The Blow
  • The Blow

Tonight is one of those nights I wish I could replicate myself so I could attend several different shows—there’s the Weeknd at Chicago Theatre, Bill Callahan at Alhambra Palace, Fuck Buttons at Subterranean, and Steven Lugerner at Skylark.

It’s a tough to pick just one of those shows to check out, but on the bright side, this isn’t the only night this week that offers more than one great concert to see. Tomorrow night you can check out Fiona Apple at Bank of America Theatre, Watain at Bottom Lounge, Earl Sweatshirt at Metro, or Big Dipper and Baathhaus at Schubas. On Wednesday there’s Options at Township and Flatbush Zombies at Reggie’s Rock Club.

There are plenty of more shows in the days ahead. Soundboard has a full list of what’s going on, and below are the shows a couple of our critics recommend for the next few days.

Mon 10/14: The Blow at Lincoln Hall

“Olympia’s Khaela Maricich founded the Blow during the massive bloom of indie electro-pop more than a decade ago, and unlike most of her contemporaries, she wasn’t ashamed to borrow sounds and ideas from mainstream pop—most of which she ran through the aesthetic and philosophical filters of the Pacific Northwest’s famously radical punk scene,” writes Miles Raymer. He argues that the Blow’s “True Affection” and “Jet Ski Accidents,” which Maricich made with YACHT’s Jona Bechtolt, are among some of the best indie-rock songs from the last decade. “Since then an entire cohort of young female artists—Grimes and Lorde are good examples—have made their names orchestrating evocative collisions of mainstream pop and avant-garde electronic music.
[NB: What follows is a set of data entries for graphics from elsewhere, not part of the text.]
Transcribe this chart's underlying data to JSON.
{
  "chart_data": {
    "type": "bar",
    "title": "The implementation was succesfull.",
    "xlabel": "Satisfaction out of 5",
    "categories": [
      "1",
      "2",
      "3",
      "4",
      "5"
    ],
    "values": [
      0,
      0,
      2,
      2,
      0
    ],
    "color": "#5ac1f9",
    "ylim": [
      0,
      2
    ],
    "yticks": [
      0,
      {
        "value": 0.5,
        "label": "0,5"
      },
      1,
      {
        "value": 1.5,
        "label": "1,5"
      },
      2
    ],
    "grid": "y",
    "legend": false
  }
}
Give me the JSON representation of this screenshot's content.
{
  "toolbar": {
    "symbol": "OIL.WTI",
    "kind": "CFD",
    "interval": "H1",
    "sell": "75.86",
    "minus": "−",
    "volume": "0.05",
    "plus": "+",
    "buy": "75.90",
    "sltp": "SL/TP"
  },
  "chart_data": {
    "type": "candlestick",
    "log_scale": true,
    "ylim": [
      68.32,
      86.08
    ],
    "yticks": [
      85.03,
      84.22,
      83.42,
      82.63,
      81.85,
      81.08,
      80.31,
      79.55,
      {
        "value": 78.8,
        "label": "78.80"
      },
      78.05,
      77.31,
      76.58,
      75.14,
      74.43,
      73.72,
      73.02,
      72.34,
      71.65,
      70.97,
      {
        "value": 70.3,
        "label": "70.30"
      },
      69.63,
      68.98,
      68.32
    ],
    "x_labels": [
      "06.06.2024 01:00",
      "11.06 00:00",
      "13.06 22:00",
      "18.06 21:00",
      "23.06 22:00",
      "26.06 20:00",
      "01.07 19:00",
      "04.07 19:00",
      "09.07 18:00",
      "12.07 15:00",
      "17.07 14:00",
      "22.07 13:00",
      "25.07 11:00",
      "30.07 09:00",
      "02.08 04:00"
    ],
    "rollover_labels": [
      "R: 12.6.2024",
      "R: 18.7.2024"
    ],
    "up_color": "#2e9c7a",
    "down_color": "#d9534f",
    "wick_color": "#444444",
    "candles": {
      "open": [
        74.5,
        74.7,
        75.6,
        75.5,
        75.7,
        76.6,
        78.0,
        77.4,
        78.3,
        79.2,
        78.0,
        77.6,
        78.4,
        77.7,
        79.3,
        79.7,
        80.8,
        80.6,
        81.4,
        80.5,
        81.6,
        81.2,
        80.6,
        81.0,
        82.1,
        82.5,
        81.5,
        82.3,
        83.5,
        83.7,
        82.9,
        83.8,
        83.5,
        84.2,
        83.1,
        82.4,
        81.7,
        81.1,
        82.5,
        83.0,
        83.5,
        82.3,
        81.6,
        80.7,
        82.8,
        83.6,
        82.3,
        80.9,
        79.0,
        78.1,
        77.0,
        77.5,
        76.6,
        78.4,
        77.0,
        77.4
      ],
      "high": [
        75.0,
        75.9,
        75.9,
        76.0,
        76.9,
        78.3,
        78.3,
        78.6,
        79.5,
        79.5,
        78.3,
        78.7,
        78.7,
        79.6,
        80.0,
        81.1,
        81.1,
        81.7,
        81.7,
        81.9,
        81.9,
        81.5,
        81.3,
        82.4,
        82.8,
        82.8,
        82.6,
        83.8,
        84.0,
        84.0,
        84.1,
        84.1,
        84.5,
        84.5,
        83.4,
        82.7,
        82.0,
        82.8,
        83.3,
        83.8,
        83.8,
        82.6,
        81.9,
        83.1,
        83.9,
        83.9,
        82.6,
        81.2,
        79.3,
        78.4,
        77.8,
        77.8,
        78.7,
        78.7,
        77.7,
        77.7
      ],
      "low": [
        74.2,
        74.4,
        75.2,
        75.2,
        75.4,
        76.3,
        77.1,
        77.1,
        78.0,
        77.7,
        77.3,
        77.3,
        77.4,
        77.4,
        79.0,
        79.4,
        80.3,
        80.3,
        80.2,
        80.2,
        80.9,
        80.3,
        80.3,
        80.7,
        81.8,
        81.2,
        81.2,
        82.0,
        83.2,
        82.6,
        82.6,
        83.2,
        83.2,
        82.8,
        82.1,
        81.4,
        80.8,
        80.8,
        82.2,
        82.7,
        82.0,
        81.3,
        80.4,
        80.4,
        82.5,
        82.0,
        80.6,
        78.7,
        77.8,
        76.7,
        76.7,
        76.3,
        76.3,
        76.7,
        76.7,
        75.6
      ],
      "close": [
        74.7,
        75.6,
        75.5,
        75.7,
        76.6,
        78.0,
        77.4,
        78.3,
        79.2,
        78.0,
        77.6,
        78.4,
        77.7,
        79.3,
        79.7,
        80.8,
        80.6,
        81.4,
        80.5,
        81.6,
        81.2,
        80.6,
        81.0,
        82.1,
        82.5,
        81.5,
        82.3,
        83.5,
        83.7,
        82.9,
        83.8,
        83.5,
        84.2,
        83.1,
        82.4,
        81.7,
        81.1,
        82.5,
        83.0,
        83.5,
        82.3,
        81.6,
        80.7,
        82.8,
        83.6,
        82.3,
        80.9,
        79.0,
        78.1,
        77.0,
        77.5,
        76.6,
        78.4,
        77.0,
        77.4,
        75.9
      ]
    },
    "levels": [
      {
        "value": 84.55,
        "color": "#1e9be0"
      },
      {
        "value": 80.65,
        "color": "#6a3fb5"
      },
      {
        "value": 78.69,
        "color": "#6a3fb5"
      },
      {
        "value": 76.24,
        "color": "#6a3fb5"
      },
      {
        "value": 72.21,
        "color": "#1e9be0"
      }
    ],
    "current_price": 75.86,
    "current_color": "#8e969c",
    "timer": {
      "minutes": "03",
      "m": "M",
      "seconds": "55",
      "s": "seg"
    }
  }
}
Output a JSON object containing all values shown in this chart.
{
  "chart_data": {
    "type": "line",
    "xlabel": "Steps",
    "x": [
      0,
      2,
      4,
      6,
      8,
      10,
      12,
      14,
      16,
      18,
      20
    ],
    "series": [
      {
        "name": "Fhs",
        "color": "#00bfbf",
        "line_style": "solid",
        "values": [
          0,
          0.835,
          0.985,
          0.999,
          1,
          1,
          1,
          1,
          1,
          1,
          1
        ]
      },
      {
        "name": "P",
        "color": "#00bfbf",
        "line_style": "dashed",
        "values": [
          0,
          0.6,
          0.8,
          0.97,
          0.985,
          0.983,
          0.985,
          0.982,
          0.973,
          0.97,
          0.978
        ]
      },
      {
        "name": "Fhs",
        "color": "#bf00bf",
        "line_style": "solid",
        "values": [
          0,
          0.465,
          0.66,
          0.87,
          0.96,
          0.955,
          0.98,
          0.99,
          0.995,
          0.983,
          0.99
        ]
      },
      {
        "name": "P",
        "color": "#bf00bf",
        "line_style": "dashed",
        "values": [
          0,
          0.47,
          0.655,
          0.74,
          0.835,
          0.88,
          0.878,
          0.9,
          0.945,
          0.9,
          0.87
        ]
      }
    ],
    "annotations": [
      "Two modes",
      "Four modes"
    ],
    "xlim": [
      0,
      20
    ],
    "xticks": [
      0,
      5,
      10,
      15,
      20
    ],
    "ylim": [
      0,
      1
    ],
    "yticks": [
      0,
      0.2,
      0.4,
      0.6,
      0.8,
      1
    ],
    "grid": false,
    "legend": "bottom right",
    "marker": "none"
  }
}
So it seems like a good time for Maricich to release the Blow’s self-titled fourth LP, out last week on Kanine. Though it was recorded with a new partner (Melissa Dyne) in a new home city (Brooklyn), it still flips all the right switches.”

Tue 10/15: Chris Thile at Pick-Staiger Hall, Northwestern University Campus

“Mandolinist Chris Thile established his virtuosity as a bluegrass picker in the 90s—as a teenager he was a founding member of Nickel Creek—and ever since then he’s grown in technical skill and stylistic ambition,” writes Peter Margasak. These days Thile fronts bluegrass outfit Punch Brothers and he recently released a solo album called Bach: Sonatas and Partitas, Vol. 1 (Nonesuch), which is made up of Bach violin compositions Thile transcribed to perform on the mandolin. “The click of pick on strings and the quick decay of notes combine to suggest the sound of a harpsichord, but close listening makes it obvious that Thile is using an instrument not designed for this sort of music. Though this album won’t go down in history as one the definitive Bach readings, it’s far more than a curiosity, and Thile brings an affecting tenderness to some of the thorniest passages.”